Over the years, Paolini has angered many in the media. During one interrupted TV report, journalist Paolo Frajese kicked Paolini away and then resumed his report as if nothing had happened. Journalists have asked the legal office of RAI TV in Saxa Rubra for a legal injunction to "eliminate the disturber". In response, Gabriele Paolini showed the media a list of interviewers who had in fact requested his presence. However, Italy's Supreme Court upheld a three-month suspended sentence against him. TG5 editor-in-chief Salvo Sottile and communications expert Enrico Mieli launched a petition on Facebook to "abolish" Paolini from Italian television due to his insensitivity.
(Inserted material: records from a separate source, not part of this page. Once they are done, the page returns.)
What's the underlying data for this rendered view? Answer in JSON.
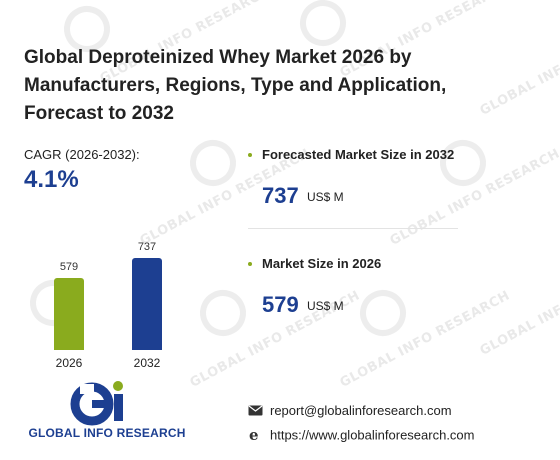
{
  "title": "Global Deproteinized Whey Market 2026 by Manufacturers, Regions, Type and Application, Forecast to 2032",
  "cagr": {
    "label": "CAGR (2026-2032):",
    "value": "4.1%"
  },
  "chart_data": {
    "type": "bar",
    "categories": [
      "2026",
      "2032"
    ],
    "values": [
      579,
      737
    ],
    "colors": [
      "#8aab1e",
      "#1d3f91"
    ]
  },
  "metrics": [
    {
      "title": "Forecasted Market Size in 2032",
      "value": "737",
      "unit": "US$ M"
    },
    {
      "title": "Market Size in 2026",
      "value": "579",
      "unit": "US$ M"
    }
  ],
  "logo": {
    "text": "GLOBAL INFO RESEARCH",
    "mark": "Gi"
  },
  "contact": {
    "email": "report@globalinforesearch.com",
    "website": "https://www.globalinforesearch.com",
    "email_icon": "envelope-icon",
    "website_icon": "globe-icon"
  },
  "watermark": "GLOBAL INFO RESEARCH",
  "colors": {
    "accent_green": "#8aab1e",
    "accent_blue": "#1d3f91"
  }
}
On March 5, 1995, Paolini personally disguised a condom as a request in a paper and gave it to Pope John Paul II at a church in Rome.

In 2008, Paolini was sentenced to a 5-month prison term for offenses against the Pope, stemming from his actions in 2005 when he interrupted a live TV show of RAI TV insulting the Pope and the Italian premier.

Suffering from bipolar disorder and severe paraphilias, he has dedicated himself to prostitution since he was a minor. On November 11, 2013, Paolini was arrested in Rome for underage prostitution and possession of Child Sexual Abuse Material. He was jailed from June 2021 until October 2024, when he ended his sentence.